On September 18, 2008 the world economy nearly collapsed. Credit markets had seized and if capital wasn’t injected into the system right away there would have almost certainly been a global depression. I do not think Americans quite comprehend the danger the world economy faced that day, and why it was that free marketeers held their noses and supported a massive federal bailout of the financial industry. Yet this bailout didn’t solve the problem, it just bought time. The crisis is still very real, and much like the kind of crises predicted by neo-Marxian analysts.
Now, this may sound weird, but neo-Marxism seems to find some common ground with the ideas of someone associated with a pro-US pro-military approach to globalization, Dr. Thomas P. M. Barnett. Barnett, who writes for Esquire, has a Ph.D. from Harvard, and has worked in the defense department, puts forth a grand strategy for how to approach globalization. He defines different types of states: Core states (much like Wallerstein’s core, though including India and China), Gap states (states not integrated into the global economy) and Seam states (those somewhat integrated). This parallels WST’s Core, Semi-periphery and periphery in a manner that seems almost too obvious to be coincidental (given he has a Ph.D. in Political Science from Harvard, he has to know WST).
Like WST, Barnett looks at globalization as a system that should be global. Concerned with terrorism and security, he argues that gap states represent the breeding grounds of terrorism, and seam states are places where terrorists could entire the core from the gap. Globalization thus needs to be protected by both integrating the gap into the global economic system, and fighting anti-globalization forces, particularly jihadist terrorism. In a way this is similar to neo-conservatism, which also views globalization as a force for good, though Barnett is more realistic about the limits of the US to manage the system alone. In fact, his approach seems to recognize that a concerted effort in the core to manage globalization is necessary to keep the project alive and avoid systemic collapse.
Not being a Marxian thinker, Barnett seems convinced that if the globalization project is kept alive, then the gap states can successfully integrate into the system and the power of markets and liberty will spread prosperity. WST would suspect that his approach might only help the global capitalist system overcome current structural weaknesses (especially the collapse of US hegemony) and contradictions (global financial instability and the dollar crisis) to maintain the system. WST would predict that efforts to integrate the gap/periphery into the global economy would fail because of how the system operates and is structured.
I’m not sure if WST is right or not.
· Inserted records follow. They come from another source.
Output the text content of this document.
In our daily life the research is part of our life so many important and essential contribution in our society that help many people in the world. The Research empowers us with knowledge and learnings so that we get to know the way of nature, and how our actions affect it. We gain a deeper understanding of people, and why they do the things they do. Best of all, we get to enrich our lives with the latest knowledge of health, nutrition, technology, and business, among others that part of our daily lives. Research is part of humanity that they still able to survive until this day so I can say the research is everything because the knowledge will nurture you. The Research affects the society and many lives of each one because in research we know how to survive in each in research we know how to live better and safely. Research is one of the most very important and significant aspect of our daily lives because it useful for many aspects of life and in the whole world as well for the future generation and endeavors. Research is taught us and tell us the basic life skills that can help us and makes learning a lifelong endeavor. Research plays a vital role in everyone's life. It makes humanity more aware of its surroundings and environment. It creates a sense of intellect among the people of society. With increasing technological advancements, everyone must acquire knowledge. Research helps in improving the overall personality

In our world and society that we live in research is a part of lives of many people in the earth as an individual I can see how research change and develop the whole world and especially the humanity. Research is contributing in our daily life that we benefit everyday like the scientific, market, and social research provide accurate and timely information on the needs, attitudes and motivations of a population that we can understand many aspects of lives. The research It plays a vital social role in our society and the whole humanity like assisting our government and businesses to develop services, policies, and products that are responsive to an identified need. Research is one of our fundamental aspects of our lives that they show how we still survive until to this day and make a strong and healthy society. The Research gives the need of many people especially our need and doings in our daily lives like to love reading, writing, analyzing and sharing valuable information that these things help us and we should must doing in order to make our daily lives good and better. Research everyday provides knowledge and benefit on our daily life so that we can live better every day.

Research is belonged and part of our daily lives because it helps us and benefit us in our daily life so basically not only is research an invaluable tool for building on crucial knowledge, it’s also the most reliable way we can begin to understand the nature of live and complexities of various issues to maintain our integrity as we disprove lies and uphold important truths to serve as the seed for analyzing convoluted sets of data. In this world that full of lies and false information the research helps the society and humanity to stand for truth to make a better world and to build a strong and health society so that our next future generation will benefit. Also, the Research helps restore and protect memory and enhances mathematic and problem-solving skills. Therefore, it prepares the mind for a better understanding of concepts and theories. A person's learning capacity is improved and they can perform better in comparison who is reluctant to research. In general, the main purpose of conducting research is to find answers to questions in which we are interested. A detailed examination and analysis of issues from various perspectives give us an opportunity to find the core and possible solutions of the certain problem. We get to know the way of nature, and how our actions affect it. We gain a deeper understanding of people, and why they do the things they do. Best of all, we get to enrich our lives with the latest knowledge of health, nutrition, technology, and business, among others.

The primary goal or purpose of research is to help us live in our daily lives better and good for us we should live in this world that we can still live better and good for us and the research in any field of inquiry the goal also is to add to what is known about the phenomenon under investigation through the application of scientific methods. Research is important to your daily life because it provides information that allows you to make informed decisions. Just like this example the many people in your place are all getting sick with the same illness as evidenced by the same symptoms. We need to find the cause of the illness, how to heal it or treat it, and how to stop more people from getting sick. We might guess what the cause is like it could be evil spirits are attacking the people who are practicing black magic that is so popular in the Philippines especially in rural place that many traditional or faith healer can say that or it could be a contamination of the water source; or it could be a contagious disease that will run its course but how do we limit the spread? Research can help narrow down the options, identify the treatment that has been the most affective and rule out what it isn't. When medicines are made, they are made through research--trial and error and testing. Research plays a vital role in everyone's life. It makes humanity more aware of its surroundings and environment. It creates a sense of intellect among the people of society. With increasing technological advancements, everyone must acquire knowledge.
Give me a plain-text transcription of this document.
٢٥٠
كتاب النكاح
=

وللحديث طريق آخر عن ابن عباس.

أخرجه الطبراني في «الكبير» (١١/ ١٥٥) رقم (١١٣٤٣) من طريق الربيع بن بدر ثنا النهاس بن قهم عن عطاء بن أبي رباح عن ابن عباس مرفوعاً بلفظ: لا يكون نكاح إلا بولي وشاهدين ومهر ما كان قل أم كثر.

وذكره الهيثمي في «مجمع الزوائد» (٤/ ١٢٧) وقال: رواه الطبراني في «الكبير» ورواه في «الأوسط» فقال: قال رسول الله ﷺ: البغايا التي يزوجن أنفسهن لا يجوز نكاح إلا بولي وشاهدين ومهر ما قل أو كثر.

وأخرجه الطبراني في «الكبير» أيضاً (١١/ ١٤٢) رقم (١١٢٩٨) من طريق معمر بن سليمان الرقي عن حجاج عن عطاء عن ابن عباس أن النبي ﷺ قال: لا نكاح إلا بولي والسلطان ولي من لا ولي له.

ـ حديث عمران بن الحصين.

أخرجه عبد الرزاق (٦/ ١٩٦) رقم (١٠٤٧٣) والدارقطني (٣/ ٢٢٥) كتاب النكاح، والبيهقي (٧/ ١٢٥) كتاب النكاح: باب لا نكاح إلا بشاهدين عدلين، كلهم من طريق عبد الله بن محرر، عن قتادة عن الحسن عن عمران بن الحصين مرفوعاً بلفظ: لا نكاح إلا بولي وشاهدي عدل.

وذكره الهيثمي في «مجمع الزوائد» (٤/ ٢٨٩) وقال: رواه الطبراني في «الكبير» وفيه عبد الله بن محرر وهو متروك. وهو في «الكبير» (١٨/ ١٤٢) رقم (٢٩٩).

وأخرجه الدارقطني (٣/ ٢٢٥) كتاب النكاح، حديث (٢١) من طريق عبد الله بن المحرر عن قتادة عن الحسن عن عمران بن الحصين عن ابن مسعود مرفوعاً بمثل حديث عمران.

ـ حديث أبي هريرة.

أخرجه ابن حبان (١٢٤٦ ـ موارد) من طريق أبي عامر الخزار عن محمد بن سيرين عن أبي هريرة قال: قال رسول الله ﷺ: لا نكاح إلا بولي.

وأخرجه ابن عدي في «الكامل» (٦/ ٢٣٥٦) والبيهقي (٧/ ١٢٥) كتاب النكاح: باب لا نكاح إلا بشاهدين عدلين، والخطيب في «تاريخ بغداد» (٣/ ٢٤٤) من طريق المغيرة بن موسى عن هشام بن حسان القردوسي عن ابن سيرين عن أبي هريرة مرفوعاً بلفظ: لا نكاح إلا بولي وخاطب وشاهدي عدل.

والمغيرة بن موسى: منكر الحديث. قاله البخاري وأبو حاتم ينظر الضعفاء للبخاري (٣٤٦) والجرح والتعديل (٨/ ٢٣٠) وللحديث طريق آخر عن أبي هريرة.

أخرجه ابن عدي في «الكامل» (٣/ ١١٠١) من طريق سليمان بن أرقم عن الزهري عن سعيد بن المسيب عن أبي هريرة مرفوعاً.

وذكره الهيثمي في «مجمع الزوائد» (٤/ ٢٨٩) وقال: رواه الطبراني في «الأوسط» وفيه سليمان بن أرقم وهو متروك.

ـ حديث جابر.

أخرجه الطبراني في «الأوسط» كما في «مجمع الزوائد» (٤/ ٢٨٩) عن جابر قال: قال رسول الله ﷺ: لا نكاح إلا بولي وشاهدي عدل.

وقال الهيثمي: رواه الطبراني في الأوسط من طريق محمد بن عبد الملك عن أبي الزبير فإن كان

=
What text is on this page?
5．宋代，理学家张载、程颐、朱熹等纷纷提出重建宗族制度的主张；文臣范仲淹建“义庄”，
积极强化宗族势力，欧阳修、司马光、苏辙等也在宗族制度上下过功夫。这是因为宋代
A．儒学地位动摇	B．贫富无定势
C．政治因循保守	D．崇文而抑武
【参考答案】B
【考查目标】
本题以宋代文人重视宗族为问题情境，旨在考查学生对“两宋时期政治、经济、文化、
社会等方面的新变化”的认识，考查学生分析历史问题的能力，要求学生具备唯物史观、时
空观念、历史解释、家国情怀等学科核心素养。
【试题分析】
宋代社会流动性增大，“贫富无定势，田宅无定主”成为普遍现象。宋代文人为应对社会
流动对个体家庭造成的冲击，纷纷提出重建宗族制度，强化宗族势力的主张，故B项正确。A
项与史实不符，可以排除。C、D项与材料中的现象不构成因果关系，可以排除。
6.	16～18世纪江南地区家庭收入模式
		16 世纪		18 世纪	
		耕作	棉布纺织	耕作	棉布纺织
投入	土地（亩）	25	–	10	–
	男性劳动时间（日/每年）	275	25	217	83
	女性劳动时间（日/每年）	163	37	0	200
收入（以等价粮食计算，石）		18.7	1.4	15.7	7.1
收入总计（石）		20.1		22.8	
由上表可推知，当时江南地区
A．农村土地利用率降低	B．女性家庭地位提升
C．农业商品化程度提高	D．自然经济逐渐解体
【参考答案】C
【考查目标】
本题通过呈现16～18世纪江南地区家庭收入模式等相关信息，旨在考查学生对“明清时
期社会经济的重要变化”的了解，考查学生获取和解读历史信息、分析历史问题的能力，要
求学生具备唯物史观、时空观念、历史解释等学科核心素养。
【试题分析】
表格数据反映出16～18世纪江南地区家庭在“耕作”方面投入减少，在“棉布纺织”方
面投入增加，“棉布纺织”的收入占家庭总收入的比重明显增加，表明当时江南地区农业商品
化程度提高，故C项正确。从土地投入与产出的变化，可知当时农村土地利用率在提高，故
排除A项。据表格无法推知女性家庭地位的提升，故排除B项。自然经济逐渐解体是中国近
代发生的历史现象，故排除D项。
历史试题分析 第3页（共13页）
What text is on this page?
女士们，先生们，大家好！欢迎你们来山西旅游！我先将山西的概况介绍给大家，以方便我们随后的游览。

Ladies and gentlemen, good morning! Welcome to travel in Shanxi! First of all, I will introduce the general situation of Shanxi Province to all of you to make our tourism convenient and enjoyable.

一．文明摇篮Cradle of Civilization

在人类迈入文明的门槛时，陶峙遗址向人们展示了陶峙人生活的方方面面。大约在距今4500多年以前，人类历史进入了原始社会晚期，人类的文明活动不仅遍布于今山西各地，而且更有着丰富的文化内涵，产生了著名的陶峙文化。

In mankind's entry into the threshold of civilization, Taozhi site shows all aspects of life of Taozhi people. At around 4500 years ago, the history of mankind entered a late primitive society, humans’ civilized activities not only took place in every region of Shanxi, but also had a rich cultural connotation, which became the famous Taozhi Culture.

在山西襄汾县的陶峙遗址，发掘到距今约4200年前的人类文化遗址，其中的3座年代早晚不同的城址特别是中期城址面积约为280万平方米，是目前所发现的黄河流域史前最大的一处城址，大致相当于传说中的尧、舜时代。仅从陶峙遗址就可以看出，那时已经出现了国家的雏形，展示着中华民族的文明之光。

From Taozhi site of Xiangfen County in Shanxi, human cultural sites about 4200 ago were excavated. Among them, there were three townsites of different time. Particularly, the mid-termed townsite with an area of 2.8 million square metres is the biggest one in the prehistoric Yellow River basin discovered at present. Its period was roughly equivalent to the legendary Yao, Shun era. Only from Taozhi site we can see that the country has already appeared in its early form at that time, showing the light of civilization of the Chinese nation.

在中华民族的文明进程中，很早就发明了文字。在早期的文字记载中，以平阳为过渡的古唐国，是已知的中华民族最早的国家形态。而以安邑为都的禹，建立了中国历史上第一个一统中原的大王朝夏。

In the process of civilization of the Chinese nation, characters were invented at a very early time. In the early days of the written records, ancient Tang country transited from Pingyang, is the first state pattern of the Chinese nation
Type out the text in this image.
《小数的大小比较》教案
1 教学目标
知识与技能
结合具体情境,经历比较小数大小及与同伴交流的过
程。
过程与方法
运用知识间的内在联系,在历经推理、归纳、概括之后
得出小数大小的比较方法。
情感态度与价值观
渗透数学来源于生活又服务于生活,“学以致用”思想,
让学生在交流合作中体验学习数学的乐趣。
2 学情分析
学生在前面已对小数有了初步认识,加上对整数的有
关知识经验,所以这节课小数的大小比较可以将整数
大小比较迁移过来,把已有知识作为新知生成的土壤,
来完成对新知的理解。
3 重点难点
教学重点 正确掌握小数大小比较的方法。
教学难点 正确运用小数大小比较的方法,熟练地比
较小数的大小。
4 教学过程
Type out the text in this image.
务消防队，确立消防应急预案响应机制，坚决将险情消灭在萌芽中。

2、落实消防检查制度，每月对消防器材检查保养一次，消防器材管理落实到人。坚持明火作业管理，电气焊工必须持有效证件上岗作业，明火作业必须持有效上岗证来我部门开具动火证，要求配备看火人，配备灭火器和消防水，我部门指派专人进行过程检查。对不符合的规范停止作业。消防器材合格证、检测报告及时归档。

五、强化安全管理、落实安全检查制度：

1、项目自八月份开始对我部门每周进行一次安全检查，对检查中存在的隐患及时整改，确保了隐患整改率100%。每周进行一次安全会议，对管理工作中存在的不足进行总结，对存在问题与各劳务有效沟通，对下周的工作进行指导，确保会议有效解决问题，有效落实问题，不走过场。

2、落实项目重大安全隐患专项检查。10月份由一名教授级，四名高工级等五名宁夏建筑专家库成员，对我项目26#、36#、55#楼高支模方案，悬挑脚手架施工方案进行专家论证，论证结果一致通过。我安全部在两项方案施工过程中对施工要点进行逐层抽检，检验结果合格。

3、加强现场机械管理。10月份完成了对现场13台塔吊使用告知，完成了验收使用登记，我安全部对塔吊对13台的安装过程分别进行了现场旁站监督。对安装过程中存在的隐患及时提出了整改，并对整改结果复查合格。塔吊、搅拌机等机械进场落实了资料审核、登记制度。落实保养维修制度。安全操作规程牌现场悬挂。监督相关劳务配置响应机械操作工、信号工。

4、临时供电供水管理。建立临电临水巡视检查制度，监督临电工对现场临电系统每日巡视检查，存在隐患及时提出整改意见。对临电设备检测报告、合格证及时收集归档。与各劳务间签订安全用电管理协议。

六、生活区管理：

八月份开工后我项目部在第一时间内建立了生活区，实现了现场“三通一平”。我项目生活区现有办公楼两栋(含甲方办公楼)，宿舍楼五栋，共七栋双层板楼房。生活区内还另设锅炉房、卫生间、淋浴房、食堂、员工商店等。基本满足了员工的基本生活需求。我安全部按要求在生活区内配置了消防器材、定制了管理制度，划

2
However, it seems to me that of all theories of the political economy that emerged after WWII, neo-Marxian analysis is surviving the current crises and changes brought about by globalization as good if not better than neo-liberal and neo-realist theories. My own view remains in the constructivist camp for a variety of reasons I won’t get into here. However, at least in explaining the changing nature of the global political economy, neo-Marxian thought may have to be taken much more seriously. Non-Marxists like Barnett may already be doing so.